AccessControl::GrantOnRegKey \
HKLM "Software\SoftwareName" "(S-1-5-32-545)" "FullAccess"

; Write the installation path into the registry
WriteRegStr HKLM SOFTWARE\SoftwareName "Install_Dir" "$INSTDIR"

WriteRegStr HKLM "Software\Microsoft\Windows NT\CurrentVersion\AppCompatFlags\layers" \
"$NameOfTheExeFile.exe" "RUNASADMIN"


Why on Earth are you doing that? Where are you installing to that requires you to change folder permissions?

Either way I see some issues with your code:

  1. Your first call to AccessControl will always fail - the username/SID argument is not optional (i.e. this will result in stack corruption).
  2. S-1-5-21 is not a valid security identifier.
  3. S-1-5-32-545, Users and BU are all the same BUILTIN\Users group!

Stu

1. True, i've notice now that it has no identifier.
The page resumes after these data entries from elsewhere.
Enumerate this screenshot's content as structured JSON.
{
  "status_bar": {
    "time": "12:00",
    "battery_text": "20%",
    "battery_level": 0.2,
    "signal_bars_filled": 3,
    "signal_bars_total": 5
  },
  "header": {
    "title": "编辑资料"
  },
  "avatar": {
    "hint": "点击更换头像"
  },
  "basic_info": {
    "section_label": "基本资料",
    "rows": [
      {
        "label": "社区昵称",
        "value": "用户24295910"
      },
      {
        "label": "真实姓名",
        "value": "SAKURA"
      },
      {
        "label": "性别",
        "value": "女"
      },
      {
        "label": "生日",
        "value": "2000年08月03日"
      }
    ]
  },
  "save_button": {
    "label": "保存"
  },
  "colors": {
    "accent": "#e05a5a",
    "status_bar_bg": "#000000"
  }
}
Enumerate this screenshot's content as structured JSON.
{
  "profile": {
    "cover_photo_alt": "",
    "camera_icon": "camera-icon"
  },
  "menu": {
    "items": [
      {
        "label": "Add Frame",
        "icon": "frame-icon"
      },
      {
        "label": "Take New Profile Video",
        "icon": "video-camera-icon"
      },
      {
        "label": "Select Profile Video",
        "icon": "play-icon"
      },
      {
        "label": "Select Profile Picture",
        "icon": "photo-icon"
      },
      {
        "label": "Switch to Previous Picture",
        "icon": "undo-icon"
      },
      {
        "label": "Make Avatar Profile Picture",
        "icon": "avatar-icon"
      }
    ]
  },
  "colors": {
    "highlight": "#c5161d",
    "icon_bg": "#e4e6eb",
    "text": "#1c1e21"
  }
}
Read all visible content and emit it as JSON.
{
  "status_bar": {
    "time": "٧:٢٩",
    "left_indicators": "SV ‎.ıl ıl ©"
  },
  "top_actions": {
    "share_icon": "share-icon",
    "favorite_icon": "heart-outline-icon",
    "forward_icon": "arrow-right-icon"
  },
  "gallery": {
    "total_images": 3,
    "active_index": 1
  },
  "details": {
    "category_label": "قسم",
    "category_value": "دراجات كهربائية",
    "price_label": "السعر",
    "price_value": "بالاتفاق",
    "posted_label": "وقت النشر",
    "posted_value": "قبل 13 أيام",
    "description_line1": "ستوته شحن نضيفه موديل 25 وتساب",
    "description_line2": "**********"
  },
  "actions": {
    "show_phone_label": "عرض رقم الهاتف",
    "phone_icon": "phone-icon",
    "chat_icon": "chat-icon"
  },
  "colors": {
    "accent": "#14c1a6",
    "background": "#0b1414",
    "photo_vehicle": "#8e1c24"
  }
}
2. It is a valid identifier S-1-5-21 - According to Microsoft is the Domain Admin - http://support.microsoft.com/kb/243330

3. Use the SID "(S-1-5-32-545)" instead of "(BU)" for Windows 7 - "(BU)" doesn't work. This may also help for non-English installations.

http://nsis.sourceforge.net/Talk:AccessControl_plug-in


Originally posted by donose.mihai
2. It is a valid identifier S-1-5-21 - According to Microsoft is the Domain Admin - http://support.microsoft.com/kb/243330
No, the domain administrator's SID is S-1-5-21domain-512 where domain is taken from the domain or machine SID. Similarly the local administrator's SID is S-1-5-21domain-500. S-1-5-21 on its own means nothing (try it in the active directory object browser).

Stu

thanks...you're right regarding the S-1-5-21, but bottom line is that i've done it....no UAC message appears and the application updates itself without any issues.